De fato, a tensão entre a presidência da República e a presidência da Câmara se acentuou com o episódio da demissão, por pressão do MST, de um primo de Arthur Lira (PP-AL) do cargo no Incra de Alagoas, com a interferência do Executivo na manutenção da prisão do deputado federal Chiquinho Brazão (União Brasil-RJ), com a quizília com o ministro das Relações Institucionais (quer, dizer as queixas contra a liberação controlada dos recursos orçamentários de interesse do presidente da Câmara). A resposta, ou a vingança, se deu com derrotas governistas no Congresso, a ameaça da instauração de comissões parlamentares de inquérito, enfim, todo um “pacote de maldades”, umas já vindas e outras por virem.

Evidentemente, está-se diante de uma crise política entre as duas presidências, a da República e a da Câmara dos Deputados, cuja solução deve encaminhar-se politicamente.

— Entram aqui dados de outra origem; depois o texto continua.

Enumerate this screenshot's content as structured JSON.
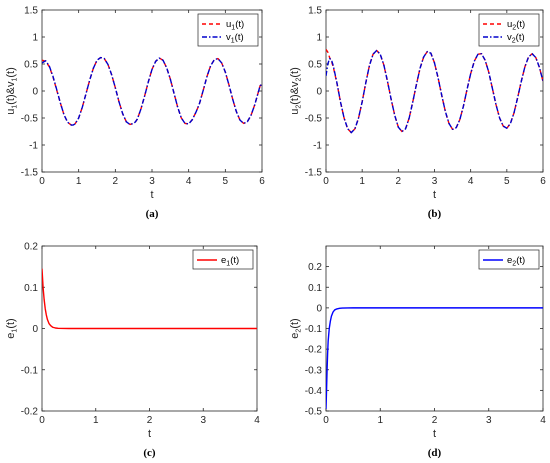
{
  "chart_data": [
    {
      "type": "line",
      "caption": "(a)",
      "xlabel": "t",
      "ylabel": "u1(t)&v1(t)",
      "ylabel_parts": [
        "u",
        "1",
        "(t)&v",
        "1",
        "(t)"
      ],
      "xlim": [
        0,
        6
      ],
      "ylim": [
        -1.5,
        1.5
      ],
      "xticks": [
        "0",
        "1",
        "2",
        "3",
        "4",
        "5",
        "6"
      ],
      "yticks": [
        "-1.5",
        "-1",
        "-0.5",
        "0",
        "0.5",
        "1",
        "1.5"
      ],
      "grid": false,
      "legend_position": "top-right",
      "series": [
        {
          "name": "u1(t)",
          "name_parts": [
            "u",
            "1",
            "(t)"
          ],
          "color": "#ff0000",
          "style": "dashed",
          "x": [
            0,
            0.1,
            0.2,
            0.3,
            0.4,
            0.5,
            0.6,
            0.7,
            0.8,
            0.85,
            0.9,
            1.0,
            1.1,
            1.2,
            1.3,
            1.4,
            1.5,
            1.6,
            1.7,
            1.8,
            1.9,
            2.0,
            2.1,
            2.2,
            2.3,
            2.4,
            2.5,
            2.55,
            2.6,
            2.7,
            2.8,
            2.9,
            3.0,
            3.1,
            3.2,
            3.3,
            3.4,
            3.5,
            3.6,
            3.7,
            3.8,
            3.9,
            4.0,
            4.1,
            4.2,
            4.25,
            4.3,
            4.4,
            4.5,
            4.6,
            4.7,
            4.8,
            4.9,
            5.0,
            5.1,
            5.2,
            5.3,
            5.4,
            5.5,
            5.6,
            5.7,
            5.8,
            5.9,
            5.95,
            6.0
          ],
          "y": [
            0.57,
            0.55,
            0.45,
            0.26,
            0.02,
            -0.22,
            -0.44,
            -0.58,
            -0.63,
            -0.63,
            -0.61,
            -0.5,
            -0.3,
            -0.05,
            0.2,
            0.42,
            0.57,
            0.62,
            0.6,
            0.49,
            0.3,
            0.06,
            -0.2,
            -0.42,
            -0.57,
            -0.62,
            -0.6,
            -0.57,
            -0.52,
            -0.33,
            -0.09,
            0.17,
            0.4,
            0.55,
            0.61,
            0.57,
            0.43,
            0.22,
            -0.04,
            -0.3,
            -0.5,
            -0.6,
            -0.61,
            -0.53,
            -0.39,
            -0.31,
            -0.22,
            0.02,
            0.27,
            0.47,
            0.58,
            0.6,
            0.52,
            0.35,
            0.11,
            -0.15,
            -0.38,
            -0.54,
            -0.6,
            -0.57,
            -0.45,
            -0.26,
            -0.02,
            0.1,
            0.12
          ]
        },
        {
          "name": "v1(t)",
          "name_parts": [
            "v",
            "1",
            "(t)"
          ],
          "color": "#0000cc",
          "style": "dashdot",
          "x": [
            0,
            0.1,
            0.2,
            0.3,
            0.4,
            0.5,
            0.6,
            0.7,
            0.8,
            0.85,
            0.9,
            1.0,
            1.1,
            1.2,
            1.3,
            1.4,
            1.5,
            1.6,
            1.7,
            1.8,
            1.9,
            2.0,
            2.1,
            2.2,
            2.3,
            2.4,
            2.5,
            2.55,
            2.6,
            2.7,
            2.8,
            2.9,
            3.0,
            3.1,
            3.2,
            3.3,
            3.4,
            3.5,
            3.6,
            3.7,
            3.8,
            3.9,
            4.0,
            4.1,
            4.2,
            4.25,
            4.3,
            4.4,
            4.5,
            4.6,
            4.7,
            4.8,
            4.9,
            5.0,
            5.1,
            5.2,
            5.3,
            5.4,
            5.5,
            5.6,
            5.7,
            5.8,
            5.9,
            5.95,
            6.0
          ],
          "y": [
            0.52,
            0.56,
            0.46,
            0.27,
            0.03,
            -0.22,
            -0.44,
            -0.58,
            -0.63,
            -0.63,
            -0.61,
            -0.5,
            -0.3,
            -0.05,
            0.2,
            0.42,
            0.57,
            0.62,
            0.6,
            0.49,
            0.3,
            0.06,
            -0.2,
            -0.42,
            -0.57,
            -0.62,
            -0.6,
            -0.57,
            -0.52,
            -0.33,
            -0.09,
            0.17,
            0.4,
            0.55,
            0.61,
            0.57,
            0.43,
            0.22,
            -0.04,
            -0.3,
            -0.5,
            -0.6,
            -0.61,
            -0.53,
            -0.39,
            -0.31,
            -0.22,
            0.02,
            0.27,
            0.47,
            0.58,
            0.6,
            0.52,
            0.35,
            0.11,
            -0.15,
            -0.38,
            -0.54,
            -0.6,
            -0.57,
            -0.45,
            -0.26,
            -0.02,
            0.1,
            0.12
          ]
        }
      ]
    },
    {
      "type": "line",
      "caption": "(b)",
      "xlabel": "t",
      "ylabel": "u2(t)&v2(t)",
      "ylabel_parts": [
        "u",
        "2",
        "(t)&v",
        "2",
        "(t)"
      ],
      "xlim": [
        0,
        6
      ],
      "ylim": [
        -1.5,
        1.5
      ],
      "xticks": [
        "0",
        "1",
        "2",
        "3",
        "4",
        "5",
        "6"
      ],
      "yticks": [
        "-1.5",
        "-1",
        "-0.5",
        "0",
        "0.5",
        "1",
        "1.5"
      ],
      "grid": false,
      "legend_position": "top-right",
      "series": [
        {
          "name": "u2(t)",
          "name_parts": [
            "u",
            "2",
            "(t)"
          ],
          "color": "#ff0000",
          "style": "dashed",
          "x": [
            0,
            0.05,
            0.1,
            0.15,
            0.2,
            0.3,
            0.4,
            0.5,
            0.6,
            0.7,
            0.8,
            0.9,
            1.0,
            1.1,
            1.2,
            1.3,
            1.4,
            1.5,
            1.6,
            1.7,
            1.8,
            1.9,
            2.0,
            2.1,
            2.2,
            2.3,
            2.4,
            2.5,
            2.6,
            2.7,
            2.8,
            2.9,
            3.0,
            3.1,
            3.2,
            3.3,
            3.4,
            3.5,
            3.6,
            3.7,
            3.8,
            3.9,
            4.0,
            4.1,
            4.2,
            4.3,
            4.4,
            4.5,
            4.6,
            4.7,
            4.8,
            4.9,
            5.0,
            5.1,
            5.2,
            5.3,
            5.4,
            5.5,
            5.6,
            5.7,
            5.8,
            5.9,
            6.0
          ],
          "y": [
            0.77,
            0.72,
            0.62,
            0.55,
            0.45,
            0.15,
            -0.2,
            -0.5,
            -0.7,
            -0.77,
            -0.7,
            -0.5,
            -0.2,
            0.15,
            0.47,
            0.68,
            0.75,
            0.68,
            0.48,
            0.18,
            -0.15,
            -0.45,
            -0.67,
            -0.75,
            -0.7,
            -0.5,
            -0.2,
            0.12,
            0.42,
            0.63,
            0.73,
            0.7,
            0.52,
            0.24,
            -0.08,
            -0.38,
            -0.6,
            -0.71,
            -0.68,
            -0.53,
            -0.28,
            0.03,
            0.32,
            0.55,
            0.68,
            0.69,
            0.57,
            0.35,
            0.05,
            -0.25,
            -0.5,
            -0.65,
            -0.69,
            -0.6,
            -0.4,
            -0.12,
            0.18,
            0.45,
            0.63,
            0.69,
            0.62,
            0.44,
            0.18
          ]
        },
        {
          "name": "v2(t)",
          "name_parts": [
            "v",
            "2",
            "(t)"
          ],
          "color": "#0000cc",
          "style": "dashdot",
          "x": [
            0,
            0.05,
            0.1,
            0.15,
            0.2,
            0.3,
            0.4,
            0.5,
            0.6,
            0.7,
            0.8,
            0.9,
            1.0,
            1.1,
            1.2,
            1.3,
            1.4,
            1.5,
            1.6,
            1.7,
            1.8,
            1.9,
            2.0,
            2.1,
            2.2,
            2.3,
            2.4,
            2.5,
            2.6,
            2.7,
            2.8,
            2.9,
            3.0,
            3.1,
            3.2,
            3.3,
            3.4,
            3.5,
            3.6,
            3.7,
            3.8,
            3.9,
            4.0,
            4.1,
            4.2,
            4.3,
            4.4,
            4.5,
            4.6,
            4.7,
            4.8,
            4.9,
            5.0,
            5.1,
            5.2,
            5.3,
            5.4,
            5.5,
            5.6,
            5.7,
            5.8,
            5.9,
            6.0
          ],
          "y": [
            0.28,
            0.5,
            0.6,
            0.58,
            0.47,
            0.16,
            -0.2,
            -0.5,
            -0.7,
            -0.77,
            -0.7,
            -0.5,
            -0.2,
            0.15,
            0.47,
            0.68,
            0.75,
            0.68,
            0.48,
            0.18,
            -0.15,
            -0.45,
            -0.67,
            -0.75,
            -0.7,
            -0.5,
            -0.2,
            0.12,
            0.42,
            0.63,
            0.73,
            0.7,
            0.52,
            0.24,
            -0.08,
            -0.38,
            -0.6,
            -0.71,
            -0.68,
            -0.53,
            -0.28,
            0.03,
            0.32,
            0.55,
            0.68,
            0.69,
            0.57,
            0.35,
            0.05,
            -0.25,
            -0.5,
            -0.65,
            -0.69,
            -0.6,
            -0.4,
            -0.12,
            0.18,
            0.45,
            0.63,
            0.69,
            0.62,
            0.44,
            0.18
          ]
        }
      ]
    },
    {
      "type": "line",
      "caption": "(c)",
      "xlabel": "t",
      "ylabel": "e1(t)",
      "ylabel_parts": [
        "e",
        "1",
        "(t)"
      ],
      "xlim": [
        0,
        4
      ],
      "ylim": [
        -0.2,
        0.2
      ],
      "xticks": [
        "0",
        "1",
        "2",
        "3",
        "4"
      ],
      "yticks": [
        "-0.2",
        "-0.1",
        "0",
        "0.1",
        "0.2"
      ],
      "grid": false,
      "legend_position": "top-right",
      "series": [
        {
          "name": "e1(t)",
          "name_parts": [
            "e",
            "1",
            "(t)"
          ],
          "color": "#ff0000",
          "style": "solid",
          "x": [
            0,
            0.02,
            0.04,
            0.06,
            0.08,
            0.1,
            0.13,
            0.16,
            0.2,
            0.25,
            0.3,
            0.4,
            0.5,
            1,
            2,
            3,
            4
          ],
          "y": [
            0.145,
            0.1,
            0.07,
            0.048,
            0.033,
            0.022,
            0.012,
            0.007,
            0.003,
            0.0012,
            0.0005,
            0.0001,
            0,
            0,
            0,
            0,
            0
          ]
        }
      ]
    },
    {
      "type": "line",
      "caption": "(d)",
      "xlabel": "t",
      "ylabel": "e2(t)",
      "ylabel_parts": [
        "e",
        "2",
        "(t)"
      ],
      "xlim": [
        0,
        4
      ],
      "ylim": [
        -0.5,
        0.3
      ],
      "xticks": [
        "0",
        "1",
        "2",
        "3",
        "4"
      ],
      "yticks": [
        "-0.5",
        "-0.4",
        "-0.3",
        "-0.2",
        "-0.1",
        "0",
        "0.1",
        "0.2"
      ],
      "grid": false,
      "legend_position": "top-right",
      "series": [
        {
          "name": "e2(t)",
          "name_parts": [
            "e",
            "2",
            "(t)"
          ],
          "color": "#0000ff",
          "style": "solid",
          "x": [
            0,
            0.01,
            0.02,
            0.03,
            0.04,
            0.06,
            0.08,
            0.1,
            0.13,
            0.16,
            0.2,
            0.25,
            0.3,
            0.4,
            0.5,
            1,
            2,
            3,
            4
          ],
          "y": [
            -0.49,
            -0.4,
            -0.3,
            -0.22,
            -0.16,
            -0.1,
            -0.065,
            -0.04,
            -0.02,
            -0.01,
            -0.005,
            -0.002,
            -0.0008,
            -0.0001,
            0,
            0,
            0,
            0,
            0
          ]
        }
      ]
    }
  ]
}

E Lula e Lira têm bastante saber político na experiência acumulado bem como bastante astúcia política, própria dos diabos velhos políticos que são, que lhes proporcionam condições para conduzir a caravela institucional por mares menos procelosos. A busca da tal “harmonia agitada”, a que se referia Alckmin, em proporções palatáveis.

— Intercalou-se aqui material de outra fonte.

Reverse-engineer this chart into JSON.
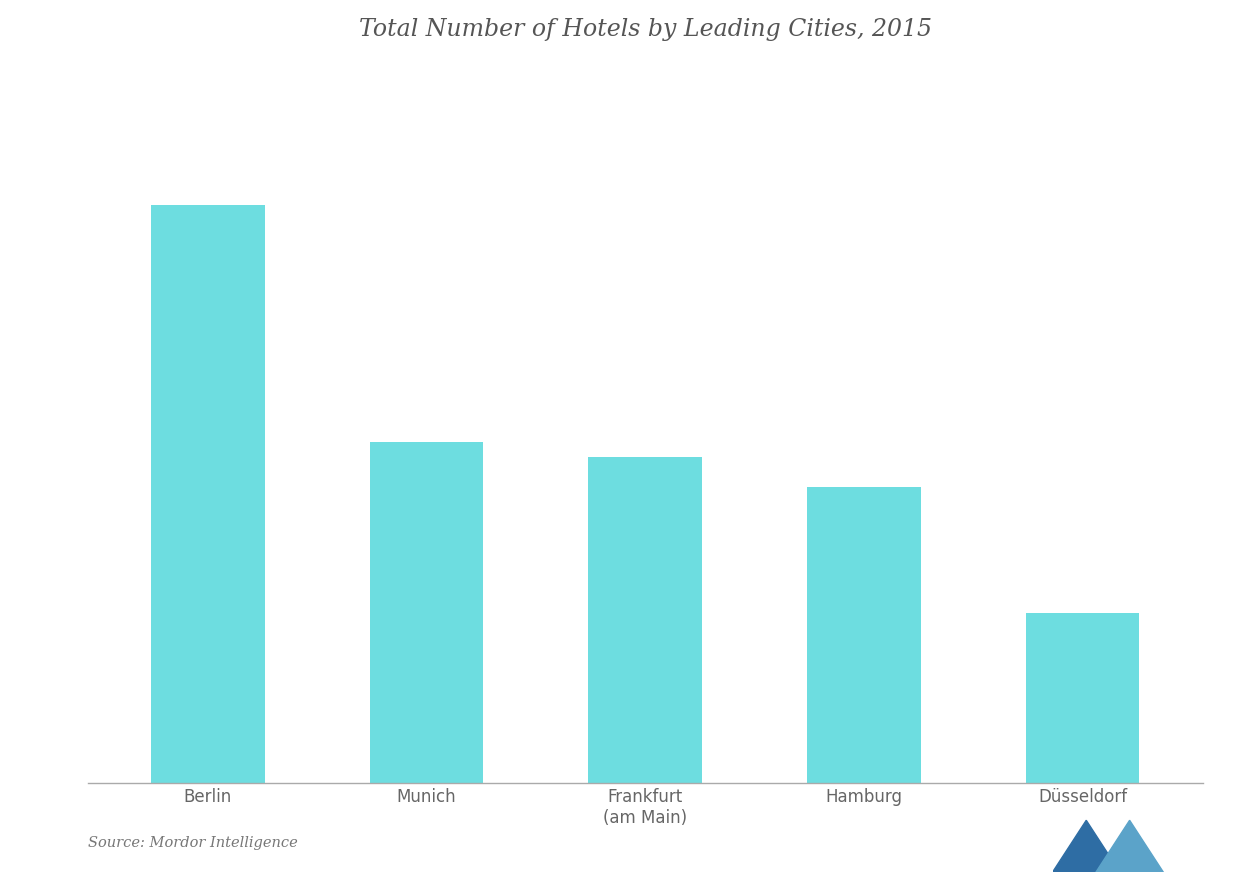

Todavia, há um problema de fundo. Os tempos bolsonaristas fomentaram perigosamente a subversão pelo alto, acossando as instituições republicanas, democráticas e representativas.  Assistiu-se ao malbaratar do sistema político pelas palavras e ações do Poder Executivo, principalmente por parte do ex-presidente da República, para quem a democracia tem sentido instrumental e a separação de poderes é obstáculo à realização de uma política ultraconservadora, anticiviliza­tória e anticonstitucional.  Afinal, o governo Bolsonaro acabou terceirizado ao Centrão, ente ou estado de espírito de longa sobrevivên­cia, de extrema plasticidade e assentado na naturalização patrimonia­lista. Com certeza, o Centrão tem amor incondicional ao Diário Ofi­cial, acrescido das novas possibilidades de empreendedorismo com as emendas orçamentários e o orçamento secreto.  Como resultado, mudanças atitudinais e institucionais tornaram o Congresso Nacional com mais poder de peitar o Executivo.

O processo histórico provocou, como anota a literatura, a emergência    de novas formas institucio­nais que não podem ser categorizadas como legislativas, judiciais ou executivas, com um conjunto diferente de desafios normativos. Mas, parece que a razão maior ainda está com Montes­quieu, que, no capítulo IV do livro XIV de O espírito das leis, encarece que o Legislativo, o Executivo e o Judiciário “deveriam formar um repouso ou uma inação”. Todavia, “como em virtude do movimento necessário das coisas, eles são obrigados a seguir, serão também for­çados a seguir em comum acordo”. No Brasil de hoje, a tarefa dificílima é, por conseguinte, tornar tal “comum acordo” factível republicana, democrática e representativamente.

Pós-escrito: No debate político em curso, soa como elogio ao apedeutismo, na véspera do Dia Mundial do Livro, a ordem dada pelo presidente da República ao seu ministro da Fazenda: “Haddad tem que perder horas no Senado e na Câmara em vez de ler livro” (“O Globo”, 23 abr. 2024). “Em vez” de tanta coisa, Lula elegeu tragicamente a não-leitura! Na contramão, sugere-se a leitura da coletânea “Desafios do sistema político brasileiro”, organizado  por Bernardo Sorj e Sérgio Fausto e recentemente publicado.

 

Filomeno Moraes

Cientista Político. Doutor em Direito (USP). Livre-Docente em Ciência Política (UECE). Estágio pós-doutoral pela Universidade de Valência (Espanha). Publicou os livros “Estado, constituição e instituições políticas: aproximações a propósito da reforma política brasileira” (Belo Horizonte: Arraes Editores, 2021) e “A ‘outra’ Independência a partir do Ceará: apontamentos para a história do nascente constitucionalismo brasileiro” (Fortaleza: Edições UFC, 2022), e o e-book “Crônica do processo político-constitucional brasileiro (2018-2022).” (Fortaleza: Edições Inesp, 2022).